The communication ministry sources said the corporation had procured the 52-seated buses with funding from the Nordic Development Fund and the cost of each bus was Tk 33 lakh including taxes.
‘The 100 Chinese buses have already reached Dhaka and will be handed over to the BRTC authorities within the week with all necessary papers and equipment as per agreement with the contractor,’ the corporation official said.
The buses will ply five routes in the city — from Chowrasta (Gazipur) to Chittagong Road (Dhaka), Azampur to Motijheel, Gabtoli to Gulshan-2, Mohammadpur to Motijheel and Mirpur to Motijheel.
According to the corporation, the sky colour seats will be used by general people while maroon seats will be reserved for women, children and people with disability.
In an agreement, signed between the BRTC and the N-Wave Co (Bd) Ltd, bus-inside-devices will be introduced in the 100 buses within the next two months for using integrated circuit cards.
The manual ticketing system, however, will continue along with the IC cards, said the N-Wave technical manager, Ashraf Uddin.
On the inauguration day, the corporation will organise a road-show and the prime minister will swipe an e-ticket on bus-inside-device to open the services, he added.
The company has already installed 17 such IC card booths for the Uttara-Azimpur route, and will install 100 more booths for the other BRTC routes.
‘We have already received a good response from customers as the sale of advance ticket is satisfactory,’ Ashraf said, adding that it would take two more months for the e-ticketing system to be fully operative.
Currently, about 450 BRTC buses are plying the Dhaka metropolitan area.

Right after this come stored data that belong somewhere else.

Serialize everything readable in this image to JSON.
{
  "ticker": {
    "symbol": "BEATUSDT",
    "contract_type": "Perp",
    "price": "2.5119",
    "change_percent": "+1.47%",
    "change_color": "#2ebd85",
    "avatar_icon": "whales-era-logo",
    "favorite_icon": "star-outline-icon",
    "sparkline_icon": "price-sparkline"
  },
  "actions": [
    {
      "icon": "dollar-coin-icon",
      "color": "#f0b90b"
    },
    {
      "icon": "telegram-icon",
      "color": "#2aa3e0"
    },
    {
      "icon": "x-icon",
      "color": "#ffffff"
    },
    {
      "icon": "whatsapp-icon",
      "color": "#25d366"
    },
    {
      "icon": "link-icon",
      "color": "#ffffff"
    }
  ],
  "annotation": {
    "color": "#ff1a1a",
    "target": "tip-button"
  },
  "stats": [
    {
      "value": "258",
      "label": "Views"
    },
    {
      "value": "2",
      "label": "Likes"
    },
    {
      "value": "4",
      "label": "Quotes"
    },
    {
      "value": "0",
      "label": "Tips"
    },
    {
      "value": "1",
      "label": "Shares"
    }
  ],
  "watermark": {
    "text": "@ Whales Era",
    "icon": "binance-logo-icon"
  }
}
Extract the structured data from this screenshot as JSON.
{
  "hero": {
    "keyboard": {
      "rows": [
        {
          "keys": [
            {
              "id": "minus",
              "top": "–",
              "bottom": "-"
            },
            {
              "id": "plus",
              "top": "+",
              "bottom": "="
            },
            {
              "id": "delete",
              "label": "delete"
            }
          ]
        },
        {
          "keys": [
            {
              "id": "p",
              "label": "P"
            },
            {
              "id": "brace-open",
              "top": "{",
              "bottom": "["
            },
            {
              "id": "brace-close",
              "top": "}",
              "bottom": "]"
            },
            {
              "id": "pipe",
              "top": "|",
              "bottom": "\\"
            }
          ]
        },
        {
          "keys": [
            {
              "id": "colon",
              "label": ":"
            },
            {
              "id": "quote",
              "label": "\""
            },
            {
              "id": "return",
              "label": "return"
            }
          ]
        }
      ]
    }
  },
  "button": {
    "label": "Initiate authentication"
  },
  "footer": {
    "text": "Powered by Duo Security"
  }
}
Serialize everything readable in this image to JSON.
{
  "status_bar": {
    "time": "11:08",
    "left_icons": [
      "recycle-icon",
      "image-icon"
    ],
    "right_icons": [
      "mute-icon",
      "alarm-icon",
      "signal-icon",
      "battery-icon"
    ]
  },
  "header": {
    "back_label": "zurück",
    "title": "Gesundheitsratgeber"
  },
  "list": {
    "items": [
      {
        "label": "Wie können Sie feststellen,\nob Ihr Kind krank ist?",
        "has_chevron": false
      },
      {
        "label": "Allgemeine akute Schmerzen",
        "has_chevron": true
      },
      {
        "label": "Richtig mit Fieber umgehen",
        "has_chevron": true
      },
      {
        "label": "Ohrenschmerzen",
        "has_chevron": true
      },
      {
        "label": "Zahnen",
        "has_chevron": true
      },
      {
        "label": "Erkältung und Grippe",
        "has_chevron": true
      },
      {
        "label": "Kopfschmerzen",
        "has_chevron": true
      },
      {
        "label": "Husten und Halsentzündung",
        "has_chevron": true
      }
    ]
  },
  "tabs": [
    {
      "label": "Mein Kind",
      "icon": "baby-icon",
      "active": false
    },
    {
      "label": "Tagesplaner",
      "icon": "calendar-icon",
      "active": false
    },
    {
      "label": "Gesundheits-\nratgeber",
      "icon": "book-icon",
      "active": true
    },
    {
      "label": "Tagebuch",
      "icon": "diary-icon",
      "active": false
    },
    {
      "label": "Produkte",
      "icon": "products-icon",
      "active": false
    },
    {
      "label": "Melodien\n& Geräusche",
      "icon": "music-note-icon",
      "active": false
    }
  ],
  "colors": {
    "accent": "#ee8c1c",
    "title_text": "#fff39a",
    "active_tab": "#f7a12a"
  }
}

Of them, a number of buses are being used by universities, colleges and other government offices on rent.
The corporation had earlier taken an initiative to procure 400 CNG-run buses. Of them, 300 will be procured from South Korea on credit from the Economic Development Cooperation Fund but the initiative is still under process.
‘We try to speed up the initiative to procure the buses and a meeting will be held on June 2 in this regard,’ the BRTC official said.